After some research, I discovered an app called vBookz PDF Voice Reader. I uploaded my students’ theses in PDF format and started to speed things along. A few months later, I was reading at 400 wpm. The app also shows a visual marker of where you are on the text, so you can follow it with your eyes. About a year in, I was reading at full speed, 500 wpm with full comprehension. More important, I no longer had to follow with my eyes. I could, for example, walk during reading and see where I was going and remain fully focused on the text. Today there are myriad text-to-speech reading apps and I encourage you to explore them to find the one that best suits you.

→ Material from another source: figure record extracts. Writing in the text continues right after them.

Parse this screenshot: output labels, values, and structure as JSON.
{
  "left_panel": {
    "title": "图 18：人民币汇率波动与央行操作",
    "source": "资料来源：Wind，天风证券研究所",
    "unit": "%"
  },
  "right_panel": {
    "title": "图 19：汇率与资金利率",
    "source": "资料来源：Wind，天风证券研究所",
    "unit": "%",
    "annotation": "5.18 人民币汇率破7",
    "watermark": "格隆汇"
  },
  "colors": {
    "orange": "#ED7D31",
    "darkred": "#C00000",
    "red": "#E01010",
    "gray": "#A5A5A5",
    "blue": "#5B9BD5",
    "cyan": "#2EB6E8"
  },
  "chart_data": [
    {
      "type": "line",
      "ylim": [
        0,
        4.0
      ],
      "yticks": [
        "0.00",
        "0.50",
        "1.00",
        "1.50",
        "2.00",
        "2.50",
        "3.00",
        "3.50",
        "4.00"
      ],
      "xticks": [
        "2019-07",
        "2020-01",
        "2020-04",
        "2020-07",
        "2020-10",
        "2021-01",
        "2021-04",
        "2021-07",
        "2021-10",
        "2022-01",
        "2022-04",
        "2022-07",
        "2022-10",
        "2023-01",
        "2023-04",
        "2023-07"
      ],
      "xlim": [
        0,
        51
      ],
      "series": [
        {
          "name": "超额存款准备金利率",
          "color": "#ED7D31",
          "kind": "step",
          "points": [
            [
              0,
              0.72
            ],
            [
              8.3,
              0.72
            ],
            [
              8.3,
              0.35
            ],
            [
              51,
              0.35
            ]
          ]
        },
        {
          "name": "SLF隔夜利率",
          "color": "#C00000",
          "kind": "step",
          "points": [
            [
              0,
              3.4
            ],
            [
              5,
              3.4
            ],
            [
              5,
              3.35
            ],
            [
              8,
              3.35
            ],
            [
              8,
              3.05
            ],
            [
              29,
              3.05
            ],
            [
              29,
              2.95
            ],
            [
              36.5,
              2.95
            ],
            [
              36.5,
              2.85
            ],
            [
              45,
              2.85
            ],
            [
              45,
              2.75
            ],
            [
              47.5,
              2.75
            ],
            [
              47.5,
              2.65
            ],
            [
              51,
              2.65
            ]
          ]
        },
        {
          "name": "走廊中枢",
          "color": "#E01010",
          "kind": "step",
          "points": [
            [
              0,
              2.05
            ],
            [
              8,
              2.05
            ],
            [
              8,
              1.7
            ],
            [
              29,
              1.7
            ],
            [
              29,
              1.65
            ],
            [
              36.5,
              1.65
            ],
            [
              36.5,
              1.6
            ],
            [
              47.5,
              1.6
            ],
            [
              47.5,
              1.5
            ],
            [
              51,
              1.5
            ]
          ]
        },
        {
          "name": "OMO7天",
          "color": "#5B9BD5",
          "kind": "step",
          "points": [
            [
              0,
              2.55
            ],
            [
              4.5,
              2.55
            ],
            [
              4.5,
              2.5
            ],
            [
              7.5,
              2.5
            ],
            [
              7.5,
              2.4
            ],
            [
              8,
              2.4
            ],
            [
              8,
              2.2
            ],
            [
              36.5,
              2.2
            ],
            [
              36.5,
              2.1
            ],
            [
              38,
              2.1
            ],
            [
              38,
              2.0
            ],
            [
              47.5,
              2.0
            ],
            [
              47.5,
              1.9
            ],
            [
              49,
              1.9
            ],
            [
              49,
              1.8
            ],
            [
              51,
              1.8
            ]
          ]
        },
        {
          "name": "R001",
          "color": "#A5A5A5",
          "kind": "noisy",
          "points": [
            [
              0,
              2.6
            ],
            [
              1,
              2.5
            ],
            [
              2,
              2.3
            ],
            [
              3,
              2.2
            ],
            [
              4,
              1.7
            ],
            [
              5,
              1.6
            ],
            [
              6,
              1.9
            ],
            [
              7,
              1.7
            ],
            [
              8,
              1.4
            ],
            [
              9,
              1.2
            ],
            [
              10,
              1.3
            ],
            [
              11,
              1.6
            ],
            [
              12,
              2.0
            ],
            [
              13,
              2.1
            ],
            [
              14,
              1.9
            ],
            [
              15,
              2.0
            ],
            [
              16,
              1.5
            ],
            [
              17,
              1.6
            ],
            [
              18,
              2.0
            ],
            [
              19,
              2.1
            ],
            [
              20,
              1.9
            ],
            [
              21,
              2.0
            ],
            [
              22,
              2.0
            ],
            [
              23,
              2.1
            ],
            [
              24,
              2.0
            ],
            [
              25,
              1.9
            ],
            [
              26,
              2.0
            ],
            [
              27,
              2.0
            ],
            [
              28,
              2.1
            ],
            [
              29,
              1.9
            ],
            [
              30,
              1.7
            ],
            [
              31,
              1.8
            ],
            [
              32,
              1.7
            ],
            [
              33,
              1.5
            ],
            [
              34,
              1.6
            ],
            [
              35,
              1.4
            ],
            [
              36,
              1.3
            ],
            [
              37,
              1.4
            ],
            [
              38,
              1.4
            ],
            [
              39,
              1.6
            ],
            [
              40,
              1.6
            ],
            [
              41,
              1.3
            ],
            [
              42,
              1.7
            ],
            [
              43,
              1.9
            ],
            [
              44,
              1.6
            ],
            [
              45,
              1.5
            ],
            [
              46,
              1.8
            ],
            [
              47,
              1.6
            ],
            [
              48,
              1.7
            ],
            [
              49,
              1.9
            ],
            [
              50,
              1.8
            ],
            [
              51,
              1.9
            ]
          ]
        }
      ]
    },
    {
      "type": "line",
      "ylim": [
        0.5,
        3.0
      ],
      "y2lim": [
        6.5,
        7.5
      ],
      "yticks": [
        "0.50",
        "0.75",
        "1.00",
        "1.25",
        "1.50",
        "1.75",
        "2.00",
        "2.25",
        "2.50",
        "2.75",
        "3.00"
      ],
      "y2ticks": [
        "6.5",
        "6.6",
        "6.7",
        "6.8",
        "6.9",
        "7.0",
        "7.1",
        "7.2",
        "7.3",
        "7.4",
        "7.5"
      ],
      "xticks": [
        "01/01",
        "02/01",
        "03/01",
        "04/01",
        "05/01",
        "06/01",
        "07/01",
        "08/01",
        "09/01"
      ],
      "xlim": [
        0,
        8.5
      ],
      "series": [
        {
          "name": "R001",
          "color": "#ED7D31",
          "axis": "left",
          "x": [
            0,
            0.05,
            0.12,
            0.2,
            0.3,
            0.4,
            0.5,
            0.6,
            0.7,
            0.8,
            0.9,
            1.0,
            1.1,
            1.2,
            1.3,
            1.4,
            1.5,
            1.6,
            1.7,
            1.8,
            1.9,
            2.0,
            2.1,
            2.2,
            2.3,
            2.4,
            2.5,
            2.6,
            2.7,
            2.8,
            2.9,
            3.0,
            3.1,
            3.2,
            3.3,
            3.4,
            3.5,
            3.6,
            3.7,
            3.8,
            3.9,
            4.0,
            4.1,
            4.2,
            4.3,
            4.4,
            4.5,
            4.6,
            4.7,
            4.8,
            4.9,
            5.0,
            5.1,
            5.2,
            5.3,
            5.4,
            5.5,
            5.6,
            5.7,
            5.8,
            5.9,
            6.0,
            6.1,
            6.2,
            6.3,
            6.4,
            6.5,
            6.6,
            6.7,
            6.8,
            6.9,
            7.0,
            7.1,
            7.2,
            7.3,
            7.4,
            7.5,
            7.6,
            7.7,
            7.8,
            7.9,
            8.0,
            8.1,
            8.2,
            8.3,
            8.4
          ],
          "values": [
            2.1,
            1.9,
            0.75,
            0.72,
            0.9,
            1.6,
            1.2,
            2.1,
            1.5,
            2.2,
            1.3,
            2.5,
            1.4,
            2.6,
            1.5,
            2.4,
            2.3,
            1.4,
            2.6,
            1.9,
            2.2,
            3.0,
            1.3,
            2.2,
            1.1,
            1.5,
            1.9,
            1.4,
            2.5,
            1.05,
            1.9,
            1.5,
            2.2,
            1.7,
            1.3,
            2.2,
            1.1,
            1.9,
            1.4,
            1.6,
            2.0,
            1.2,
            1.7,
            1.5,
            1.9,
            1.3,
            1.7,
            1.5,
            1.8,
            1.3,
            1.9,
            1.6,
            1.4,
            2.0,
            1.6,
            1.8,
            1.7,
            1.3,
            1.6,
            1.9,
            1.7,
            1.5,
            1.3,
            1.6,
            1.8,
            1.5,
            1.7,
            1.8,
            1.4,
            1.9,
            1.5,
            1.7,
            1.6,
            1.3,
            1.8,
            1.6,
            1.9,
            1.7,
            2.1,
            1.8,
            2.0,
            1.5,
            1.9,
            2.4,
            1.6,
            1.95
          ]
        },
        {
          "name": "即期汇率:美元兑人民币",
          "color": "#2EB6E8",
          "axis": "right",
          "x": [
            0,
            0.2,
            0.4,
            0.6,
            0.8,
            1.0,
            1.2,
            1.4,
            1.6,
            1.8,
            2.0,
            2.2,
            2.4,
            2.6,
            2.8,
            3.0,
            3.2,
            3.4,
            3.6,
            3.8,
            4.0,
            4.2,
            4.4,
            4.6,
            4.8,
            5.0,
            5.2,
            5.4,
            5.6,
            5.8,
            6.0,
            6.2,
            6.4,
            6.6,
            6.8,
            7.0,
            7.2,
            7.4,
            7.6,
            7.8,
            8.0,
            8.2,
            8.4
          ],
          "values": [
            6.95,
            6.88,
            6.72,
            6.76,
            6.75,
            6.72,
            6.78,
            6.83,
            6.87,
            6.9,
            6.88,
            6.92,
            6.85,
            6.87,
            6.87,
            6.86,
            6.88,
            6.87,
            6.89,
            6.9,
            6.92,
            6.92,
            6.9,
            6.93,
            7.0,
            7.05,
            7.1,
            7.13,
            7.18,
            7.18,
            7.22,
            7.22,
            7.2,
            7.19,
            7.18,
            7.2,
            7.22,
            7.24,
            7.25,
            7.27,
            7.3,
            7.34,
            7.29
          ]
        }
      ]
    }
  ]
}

|A participant in our study using BrailleTouch.|
This newfound ability has meant a dramatic change in my reviewing practices. Yet it is not the whole picture. There are more practices I have explored, and there are important limitations as well. I started dictating feedback on my phone. I stopped typing and started using Siri to provide comments and corrections. The upside is that I can continue to stay focused on both reading and writing while remaining physically active. The downside is that I need to verbally state the context of the feedback, as in “paragraph 3, sentence 2.” Nevertheless, I find it liberating and efficient.
What are these other important limitations? First, the text-to-speech reader voices everything: page numbers, URLs, footnotes, image names, citations. It even states “bullet point” for the dot initiating bullet points. Most of these landmarks are distracting, and I now know to disregard them when reading with my eyes. Second, tables and graphs are a nightmare to read with my ears. I have to stop the reader and use my eyes when I reach text with a nonlinear structure. Third, figures are legible only as far as their meta-description allows it, and even in that case it is better to use my eyes. Fourth, and last, I have to use headphones. Otherwise, the echo from the device’s speakers coupled with ambient noise renders high-speed reading impossible for me.
Despite these limitations, which are current research topics in eyes-free reading, I find myself fortunate enough to have recruited participants who had the generosity and sense of pride to share their expertise. I am a better research supervisor for that. Yet, for all the boost in speed and comprehension I get from ear reading, I still enjoy reading novels with my eyes and listening to audiobooks read by human actors at normal speed. My mind’s voice and that of other humans remains my preferred method for pleasure reading. Perhaps in a few years, voice synthesizers will become so human that they pass this version of the Turing test.
1. Southern, C., Clawson, J., Frey, B., Abowd, G., and Romero, M. An evaluation of BrailleTouch: Mobile touchscreen text entry for the visually impaired. Proc. of the 14th International Conference on Human-Computer Interaction with Mobile Devices and Services. ACM, 2012, 317–326.